Понимаю ли я? Понимаю. То есть предполагаю. И страшусь этого. Но кто же… И тут, точно подчиняясь замыслу некоего злокозненного режиссера, который изначально стилизовал эту трагикомедию под катастрофу, не разрешавшуюся катарсисом, откуда-то из недр квартиры раздался придушенный кашель. Глубокий мужской кашель неизвестного, который долго подавлял его, но так и не сумел справиться с физиологической потребностью. Кот перепугался, отскочил от узкой двери, которую долго и безуспешно пытался открыть, и помчался в комнату. Кашляли в помещении за этой дверью. То есть в сортире.
Все сразу прояснилось, и я быстро окинул взглядом прихожую. На вешалке висел какой-то пестрый предмет, светившийся в желтых тонах вечера ярко и крикливо, точно мазня на ярмарочной карусели. Зелено-синяя клетчатая кепка. Но этого же просто не может быть! Так вот что означало отсутствие многочисленных чужих подписей на открытке из Доке! Невероятное стало фактом. Кепка! Кепка, которую я в последний раз видел на Вашеке Жамберке в тот самый день, когда он залил барышню Серебряную рыбным соусом.
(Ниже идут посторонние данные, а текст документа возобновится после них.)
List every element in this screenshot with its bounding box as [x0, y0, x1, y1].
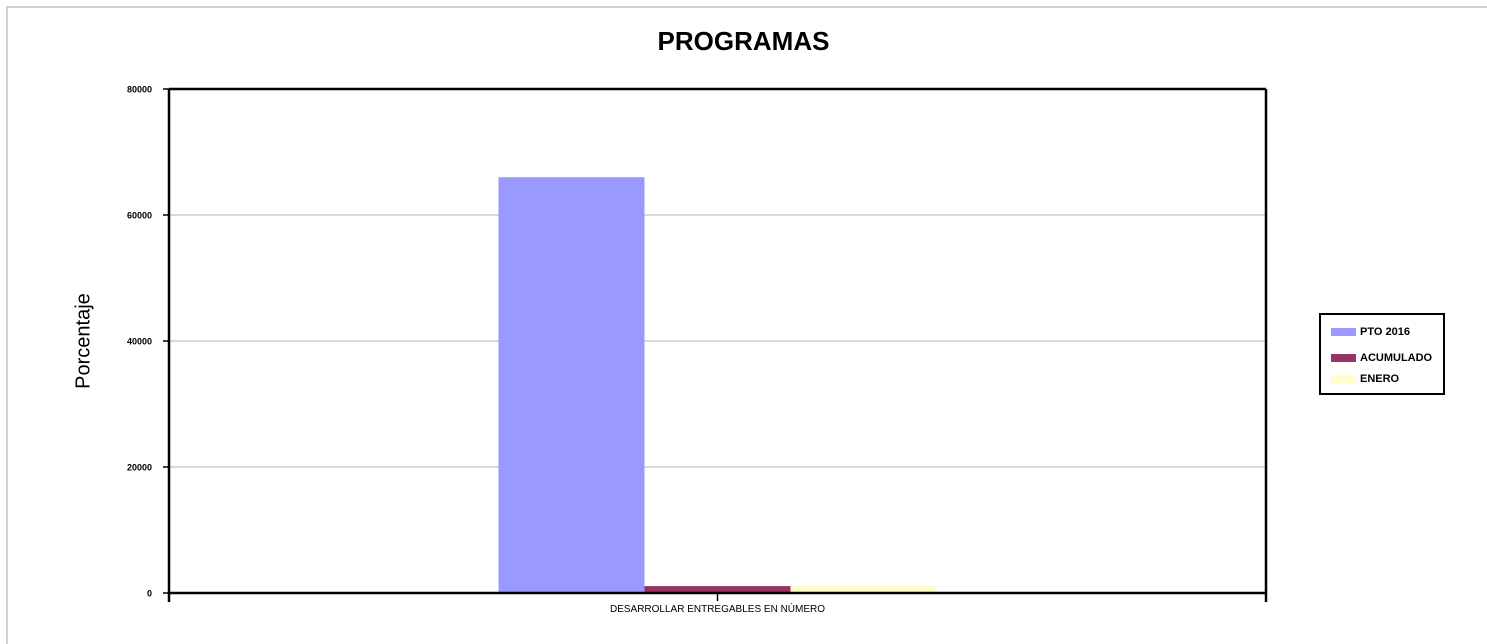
- y-tick-label-40000: 40000: [127, 337, 152, 347]
- y-tick-label-20000: 20000: [127, 463, 152, 473]
- legend-swatch-pto-2016: [1331, 328, 1356, 336]
- legend-label-enero: ENERO: [1360, 373, 1400, 385]
- chart-frame: [6, 6, 1487, 644]
- legend-label-acumulado: ACUMULADO: [1360, 352, 1433, 364]
- chart-title: PROGRAMAS: [657, 26, 830, 56]
- legend-item-acumulado: ACUMULADO: [1331, 351, 1432, 365]
- x-tick-label: DESARROLLAR ENTREGABLES EN NÚMERO: [610, 602, 825, 615]
- y-tick-label-60000: 60000: [127, 211, 152, 221]
- legend-swatch-acumulado: [1331, 354, 1356, 362]
- bar-pto-2016: [498, 177, 645, 593]
- legend-item-pto-2016: PTO 2016: [1331, 325, 1410, 339]
- bar-acumulado: [644, 586, 791, 593]
- y-tick-label-0: 0: [147, 589, 152, 599]
- legend: PTO 2016 ACUMULADO ENERO: [1319, 313, 1445, 395]
- bar-enero: [790, 586, 937, 593]
- legend-swatch-enero: [1331, 375, 1356, 383]
- y-tick-label-80000: 80000: [127, 85, 152, 95]
- legend-label-pto-2016: PTO 2016: [1360, 326, 1410, 338]
- legend-item-enero: ENERO: [1331, 372, 1399, 386]
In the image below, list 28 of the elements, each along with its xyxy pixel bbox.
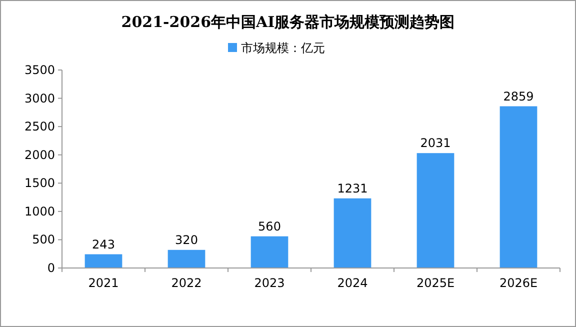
y-tick-label: 1500 — [24, 176, 55, 190]
x-tick-label: 2026E — [499, 276, 538, 290]
x-tick-label: 2024 — [337, 276, 368, 290]
chart-title: 2021-2026年中国AI服务器市场规模预测趋势图 — [121, 13, 455, 31]
data-label: 2031 — [420, 136, 451, 150]
x-tick-label: 2021 — [88, 276, 119, 290]
legend-label: 市场规模：亿元 — [241, 41, 325, 55]
bar — [250, 236, 288, 268]
bar — [168, 250, 206, 268]
x-tick-label: 2022 — [171, 276, 202, 290]
data-label: 320 — [175, 232, 198, 247]
bar — [416, 153, 454, 268]
y-tick-label: 3500 — [24, 63, 55, 77]
data-label: 243 — [92, 237, 115, 252]
y-tick-label: 2000 — [24, 148, 55, 162]
y-tick-label: 0 — [47, 261, 55, 275]
y-tick-label: 1000 — [24, 204, 55, 218]
x-tick-label: 2025E — [416, 276, 455, 290]
bar — [334, 198, 372, 268]
y-tick-label: 2500 — [24, 120, 55, 134]
data-label: 560 — [258, 219, 281, 234]
bar — [84, 254, 122, 268]
data-label: 1231 — [337, 181, 368, 196]
y-tick-label: 3000 — [24, 91, 55, 106]
bar — [500, 106, 538, 268]
y-tick-label: 500 — [32, 232, 55, 247]
data-label: 2859 — [503, 89, 534, 104]
x-tick-label: 2023 — [254, 276, 285, 290]
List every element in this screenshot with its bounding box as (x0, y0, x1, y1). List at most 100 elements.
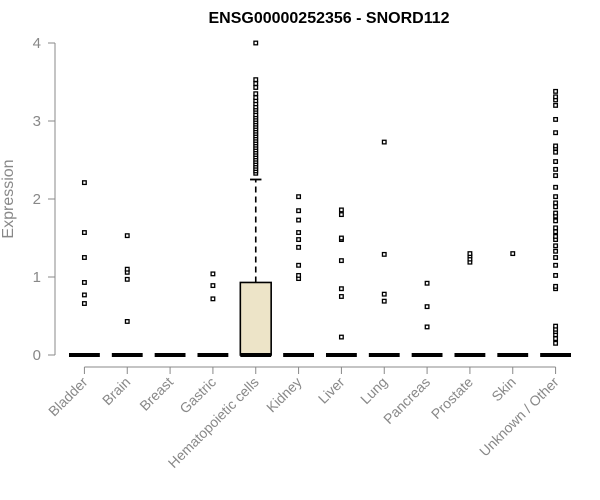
outlier-point (124, 233, 130, 239)
outlier-point (338, 258, 344, 264)
box-group (239, 40, 272, 357)
x-tick-label: Gastric (176, 374, 219, 417)
outlier-point (81, 301, 87, 306)
outlier-point (296, 272, 302, 278)
outlier-point (381, 291, 387, 297)
outlier-point (81, 255, 87, 260)
outlier-point (81, 280, 87, 285)
outlier-point (467, 251, 473, 257)
x-tick-label: Kidney (263, 374, 305, 416)
outlier-point (553, 173, 559, 179)
box-group (68, 180, 100, 357)
outlier-point (210, 283, 216, 289)
outlier-point (553, 262, 559, 268)
outlier-point (553, 218, 559, 224)
y-tick-label: 4 (33, 35, 41, 52)
box-group (454, 251, 486, 357)
outlier-point (338, 286, 344, 292)
outlier-point (381, 298, 387, 304)
outlier-point (338, 207, 344, 213)
outlier-point (553, 116, 559, 122)
outlier-point (253, 81, 259, 87)
outlier-point (553, 248, 559, 254)
outlier-point (81, 230, 87, 235)
outlier-point (553, 88, 559, 94)
y-tick-label: 0 (33, 347, 41, 364)
outlier-point (296, 230, 302, 235)
x-tick-label: Bladder (45, 374, 91, 420)
x-tick-label: Prostate (428, 374, 476, 422)
outlier-point (553, 166, 559, 172)
x-tick-label: Lung (357, 374, 390, 407)
outlier-point (296, 194, 302, 200)
outlier-point (553, 336, 559, 342)
x-tick-label: Unknown / Other (476, 374, 562, 460)
outlier-point (553, 233, 559, 239)
boxes-group (68, 40, 572, 357)
box-group (497, 251, 529, 357)
outlier-point (296, 208, 302, 214)
outlier-point (553, 340, 559, 346)
outlier-point (338, 334, 344, 340)
outlier-point (338, 212, 344, 218)
outlier-point (553, 229, 559, 235)
outlier-point (210, 271, 216, 277)
outlier-point (553, 323, 559, 329)
outlier-point (553, 204, 559, 210)
y-tick-label: 2 (33, 191, 41, 208)
outlier-point (424, 324, 430, 330)
outlier-point (253, 95, 259, 101)
box-group (540, 88, 572, 357)
outlier-point (510, 251, 516, 257)
box-group (197, 271, 229, 357)
y-axis-label: Expression (0, 159, 17, 238)
outlier-point (81, 180, 87, 186)
outlier-point (253, 77, 259, 83)
box-group (283, 194, 315, 357)
outlier-point (553, 149, 559, 155)
x-tick-label: Skin (488, 374, 519, 405)
outlier-point (210, 296, 216, 302)
x-tick-label: Breast (136, 374, 176, 414)
outlier-point (81, 292, 87, 298)
outlier-point (553, 200, 559, 206)
outlier-point (124, 276, 130, 282)
y-tick-label: 1 (33, 269, 41, 286)
outlier-point (381, 139, 387, 145)
outlier-point (553, 130, 559, 136)
outlier-point (381, 251, 387, 257)
y-tick-label: 3 (33, 113, 41, 130)
outlier-point (553, 283, 559, 289)
box-group (325, 207, 357, 357)
outlier-point (553, 243, 559, 249)
outlier-point (338, 294, 344, 299)
box-group (368, 139, 400, 357)
outlier-point (424, 304, 430, 310)
chart-title: ENSG00000252356 - SNORD112 (208, 10, 449, 27)
outlier-point (253, 40, 259, 46)
outlier-point (253, 91, 259, 97)
outlier-point (553, 184, 559, 190)
outlier-point (553, 272, 559, 278)
x-tick-label: Brain (99, 374, 133, 408)
outlier-point (338, 235, 344, 241)
outlier-point (553, 225, 559, 231)
box (239, 281, 272, 356)
outlier-point (553, 94, 559, 100)
outlier-point (296, 244, 302, 250)
x-tick-label: Pancreas (380, 374, 433, 427)
x-tick-label: Liver (315, 374, 348, 407)
outlier-point (296, 237, 302, 243)
outlier-point (553, 159, 559, 165)
outlier-point (253, 85, 259, 90)
outlier-point (553, 210, 559, 216)
outlier-point (124, 266, 130, 272)
outlier-point (296, 262, 302, 268)
outlier-point (553, 143, 559, 149)
box-group (111, 233, 143, 357)
outlier-point (553, 194, 559, 200)
outlier-point (553, 255, 559, 260)
outlier-point (553, 102, 559, 108)
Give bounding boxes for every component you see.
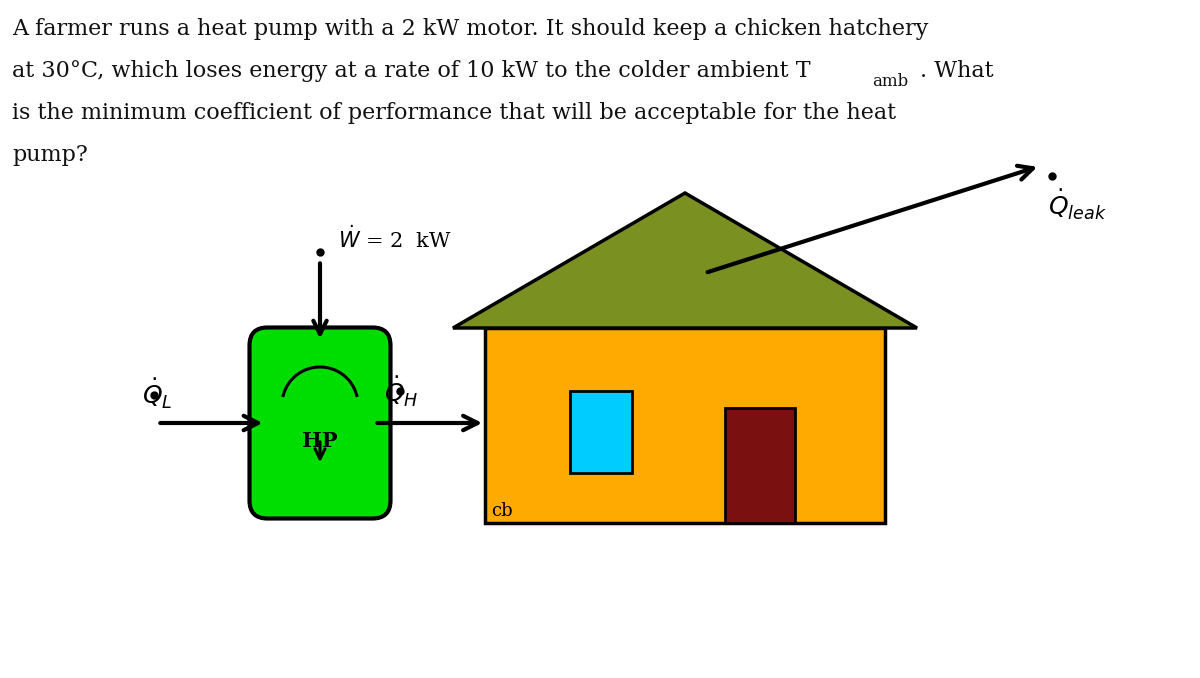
Text: $\dot{Q}_H$: $\dot{Q}_H$ [384, 375, 419, 409]
Text: HP: HP [302, 431, 337, 451]
Text: pump?: pump? [12, 144, 88, 166]
Polygon shape [454, 193, 917, 328]
Text: $\dot{W}$ = 2  kW: $\dot{W}$ = 2 kW [338, 226, 452, 252]
Text: $\dot{Q}_{leak}$: $\dot{Q}_{leak}$ [1048, 188, 1106, 222]
Text: is the minimum coefficient of performance that will be acceptable for the heat: is the minimum coefficient of performanc… [12, 102, 896, 124]
Bar [725, 408, 796, 523]
Text: at 30°C, which loses energy at a rate of 10 kW to the colder ambient T: at 30°C, which loses energy at a rate of… [12, 60, 811, 82]
Bar [570, 391, 632, 473]
Bar [485, 328, 886, 523]
Text: A farmer runs a heat pump with a 2 kW motor. It should keep a chicken hatchery: A farmer runs a heat pump with a 2 kW mo… [12, 18, 929, 40]
FancyBboxPatch shape [250, 327, 390, 519]
Text: amb: amb [872, 73, 908, 90]
Text: . What: . What [920, 60, 994, 82]
Text: cb: cb [491, 502, 512, 520]
Text: $\dot{Q}_L$: $\dot{Q}_L$ [142, 377, 172, 411]
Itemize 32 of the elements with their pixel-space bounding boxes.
Жизнь — это всегда трагедия, но отдельные детали она заимствует у комедии. Так говорил Шопенгауэр. Не то чтобы я его знал. Я знал, Бог весть откуда, именно эту одну цитату. Я, великий покоритель женщин, хнычу, как шестнадцатилетний юнец, на пороге неприступной девицы, а из клозета меня слушает этот полудурок Вашек Жамберк! Что, он ищет тут утешения после того, как у Веры его вышиб из седла знаменитый режиссер Геллен? Или же за столь короткий срок Вашек сумел стать неотразимым похитителем женских сердец?
Кот осторожно вернулся в переднюю. Снова принюхался к нижнему краю двери. Я до боли прикусил себе губу. Только теперь до меня начал доходить весь ужас моего поражения.
— Я понимаю, — ответил я на последний вопрос кофейной розы. — Прощайте.
— Прощайте.
Я развернулся и помчался вниз по ступенькам. Барышня Серебряная закрыла за мной дверь.
На улице я сразу направился к Нусельской лестнице. Это был последний раз, кувшиночка, клянусь тебе, последний! Кто бы я ни был — наглец каких мало или относительно нормальный человек, одно я сделать смогу. Признать свой проигрыш. И плевать мне на твою тайну! Больше ты меня не увидишь, даже если мне суждено загнуться от любви.
И похоже было, что я таки загнусь.
Глава тринадцатая
Конец Блюменфельдовой
До утра я не загнулся. Просто проснулся с тяжелой головой и с ощущением равнодушия, накрывшего собой весь мир, а не только предметы, не имевшие ко мне прямого отношения. В редакции я появился как раз вовремя. Заседал редсовет. Первый пункт повестки дня: Цибулова. А я-то уже и думать забыл про эту непростую писательницу. Что ж, пришлось вспомнить. Вообще-то изначально планировалось посвятить ее рукописи все заседание целиком. Но теперь она фигурировала на нем лишь как один из пунктов повестки. Я начал подозревать, что за время моего отсутствия произошел один из диалектических скачков.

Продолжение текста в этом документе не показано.